Hiperplasia benigna de próstata

¿Qué es?

La hiperplasia benigna de próstata consiste en el incremento benigno (no tumoral) del tamaño de la próstata.

Se desarrolla a partir de los 50 años y se relaciona con la edad, de forma que, cuanta más edad tiene el hombre, mayor es la probabilidad de padecer esta enfermedad.

Es la enfermedad más frecuente del hombre y una de las mayores causas de consulta médica.

Los síntomas más comunes de la hiperplasia benigna de próstata son:

  • Síntomas de vaciado: chorro débil o entrecortado, dificultad o retardo en el inicio de la micción, necesidad de orinar sentado o de hacer fuerza con el abdomen, sensación de vaciar la vejiga de forma incompleta, goteo al finalizar la micción.

  • Síntomas de llenado: levantarse a orinar por la noche, orinar con mucha frecuencia o con imperiosidad, escapes de orina.

  • Otros síntomas: dolor o escozor al orinar, sangrado con la orina.

Tratamiento

El tratamiento suele iniciarse con medicamentos orales, que suelen ser efectivos durante largos períodos de tiempo. Cuando los tratamientos orales dejan de funcionar, puede ser necesario realizar una intervención quirúrgica. Existen casos en los que es necesario realizar una intervención quirúrgica, cuando el paciente no puede orinar o cuando el Urólogo estima que los medicamentos orales no serán efectivos.

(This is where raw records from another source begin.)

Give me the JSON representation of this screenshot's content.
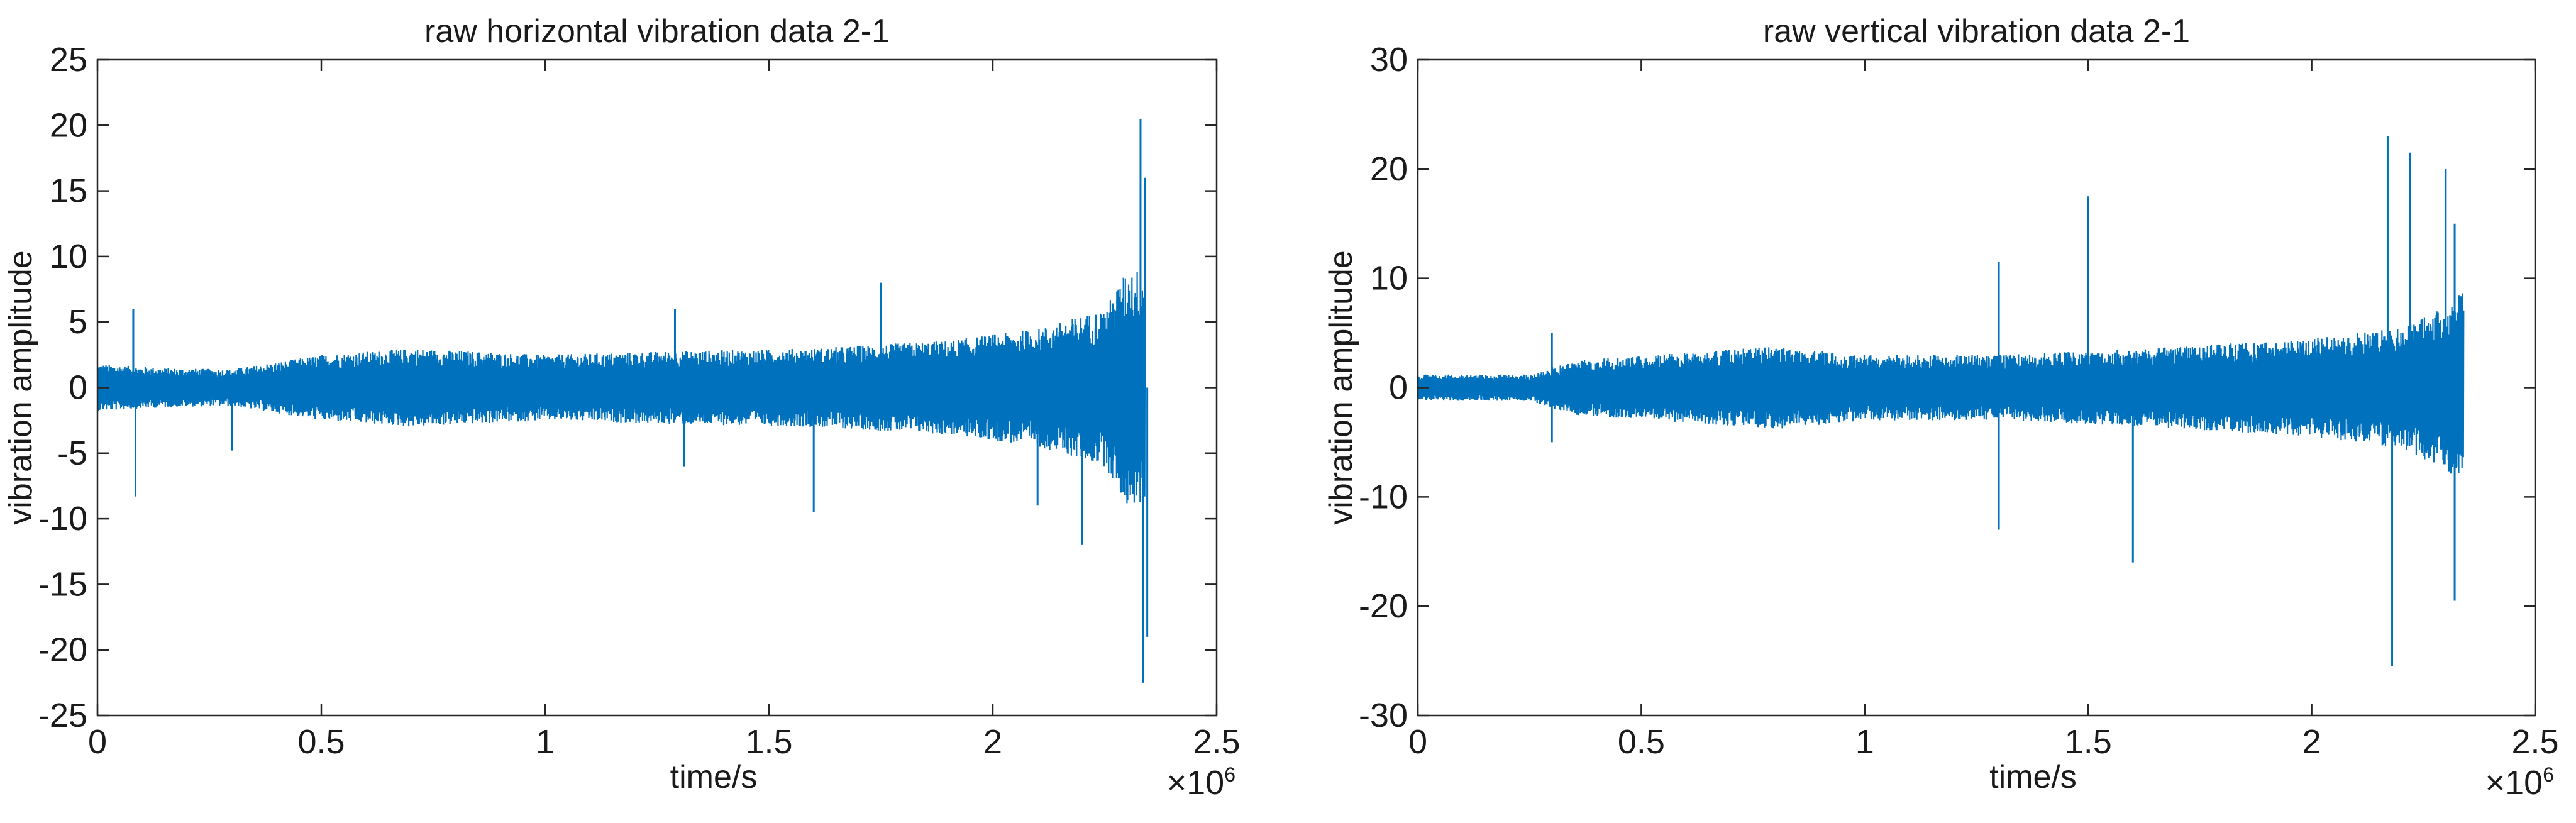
{
  "chart_data": [
    {
      "type": "line",
      "title": "raw horizontal vibration data 2-1",
      "xlabel": "time/s",
      "ylabel": "vibration amplitude",
      "x_multiplier": "×10^6",
      "xlim": [
        0,
        2.5
      ],
      "ylim": [
        -25,
        25
      ],
      "xticks": [
        0,
        0.5,
        1,
        1.5,
        2,
        2.5
      ],
      "xtick_labels": [
        "0",
        "0.5",
        "1",
        "1.5",
        "2",
        "2.5"
      ],
      "yticks": [
        25,
        20,
        15,
        10,
        5,
        0,
        -5,
        -10,
        -15,
        -20,
        -25
      ],
      "ytick_labels": [
        "25",
        "20",
        "15",
        "10",
        "5",
        "0",
        "-5",
        "-10",
        "-15",
        "-20",
        "-25"
      ],
      "grid": false,
      "color": "#0072bd",
      "x_end": 2.34,
      "envelope": [
        [
          0,
          1.8
        ],
        [
          0.15,
          1.5
        ],
        [
          0.3,
          1.4
        ],
        [
          0.5,
          2.5
        ],
        [
          0.7,
          3.0
        ],
        [
          1.0,
          2.5
        ],
        [
          1.3,
          2.8
        ],
        [
          1.6,
          3.0
        ],
        [
          1.9,
          3.6
        ],
        [
          2.1,
          4.5
        ],
        [
          2.25,
          6.0
        ],
        [
          2.3,
          9.0
        ],
        [
          2.34,
          9.0
        ]
      ],
      "spikes": [
        [
          0.08,
          6.0
        ],
        [
          0.085,
          -8.3
        ],
        [
          0.3,
          -4.8
        ],
        [
          1.29,
          6.0
        ],
        [
          1.31,
          -6.0
        ],
        [
          1.6,
          -9.5
        ],
        [
          1.75,
          8.0
        ],
        [
          2.1,
          -9.0
        ],
        [
          2.2,
          -12.0
        ],
        [
          2.33,
          20.5
        ],
        [
          2.335,
          -22.5
        ],
        [
          2.34,
          16.0
        ],
        [
          2.345,
          -19.0
        ]
      ]
    },
    {
      "type": "line",
      "title": "raw vertical vibration data 2-1",
      "xlabel": "time/s",
      "ylabel": "vibration amplitude",
      "x_multiplier": "×10^6",
      "xlim": [
        0,
        2.5
      ],
      "ylim": [
        -30,
        30
      ],
      "xticks": [
        0,
        0.5,
        1,
        1.5,
        2,
        2.5
      ],
      "xtick_labels": [
        "0",
        "0.5",
        "1",
        "1.5",
        "2",
        "2.5"
      ],
      "yticks": [
        30,
        20,
        10,
        0,
        -10,
        -20,
        -30
      ],
      "ytick_labels": [
        "30",
        "20",
        "10",
        "0",
        "-10",
        "-20",
        "-30"
      ],
      "grid": false,
      "color": "#0072bd",
      "x_end": 2.34,
      "envelope": [
        [
          0,
          1.2
        ],
        [
          0.25,
          1.2
        ],
        [
          0.35,
          2.5
        ],
        [
          0.6,
          3.2
        ],
        [
          0.8,
          3.8
        ],
        [
          1.0,
          3.0
        ],
        [
          1.3,
          3.0
        ],
        [
          1.6,
          3.5
        ],
        [
          2.0,
          4.5
        ],
        [
          2.2,
          5.5
        ],
        [
          2.3,
          7.5
        ],
        [
          2.34,
          9.0
        ]
      ],
      "spikes": [
        [
          0.3,
          5.0
        ],
        [
          0.3,
          -5.0
        ],
        [
          1.3,
          11.5
        ],
        [
          1.3,
          -13.0
        ],
        [
          1.5,
          17.5
        ],
        [
          1.6,
          -16.0
        ],
        [
          2.17,
          23.0
        ],
        [
          2.18,
          -25.5
        ],
        [
          2.22,
          21.5
        ],
        [
          2.3,
          20.0
        ],
        [
          2.32,
          15.0
        ],
        [
          2.32,
          -19.5
        ]
      ]
    }
  ]
}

Los medicamentos orales sirven para reducir los síntomas miccionales, tanto los de vaciado, como los de llenado y también para lograr un mejor vaciamiento de la vejiga.

El tipo de intervención quirúrgica en la hiperplasia benigna de próstata depende de múltiples factores que el Urólogo debe considerar en cada caso. Un factor muy importante es el tamaño de la próstata, aunque existen otros, como la edad del paciente o su estado de salud. Es imprescindible efectuar una elección adecuada de la intervención quirúrgica en cada paciente, ya que, si no es así, los resultados pueden ser poco satisfactorios.

Tipos de intervenciones:

  • Resección transuretral (RTU) de próstata: es una intervención adecuada para próstatas de pequeño tamaño. Se realiza mediante endoscopia, a través de la uretra y habitualmente con anestesia regional. La fuente de energía es corriente eléctrica bipolar, que permite cortar la próstata en fragmentos que posteriormente son analizados. Tras la intervención el paciente debe llevar una sonda vesical durante aproximadamente 2 días.

  • Láser verde de próstata: es una intervención indicada en próstatas de tamaño pequeño o mediano. Se realiza mediante endoscopia, a través de la uretra y con anestesia regional. La fuente de energía es el láser verde, que vaporiza la próstata y desintegra el tejido. El sangrado en este tipo de intervención es inapreciable y puede ser realizada a pacientes mayores, con enfermedades cardíacas y respiratorias, que no pueden ser operados de otro modo. Tras la intervención el paciente debe llevar una sonda vesical durante 24 horas.

  • Adenomectomía laparoscópica: es una novedosa intervención, que realizan pocos Urólogos y que está indicada en próstatas de gran tamaño. Se realiza mediante laparoscopia, a través de pequeños orificios y aporta grandes beneficios en el confort postoperatorio.

  • Adenomectomía robótica: es la intervención que permite la máxima precisión y meticulosidad ya en ella se emplea el sistema robótico da Vinci®, que es la plataforma quirúrgica más avanzada. Este tipo de intervención está indicado en pacientes con próstatas de gran tamaño y aporta grandes ventajas para el paciente, como reducido sangrado, un postoperatorio muy cómodo y una reducida estancia hospitalaria, todo ello unido a unos excelentes resultados para el paciente a corto y largo plazo, con mínima posibilidades de reaparición de los síntomas.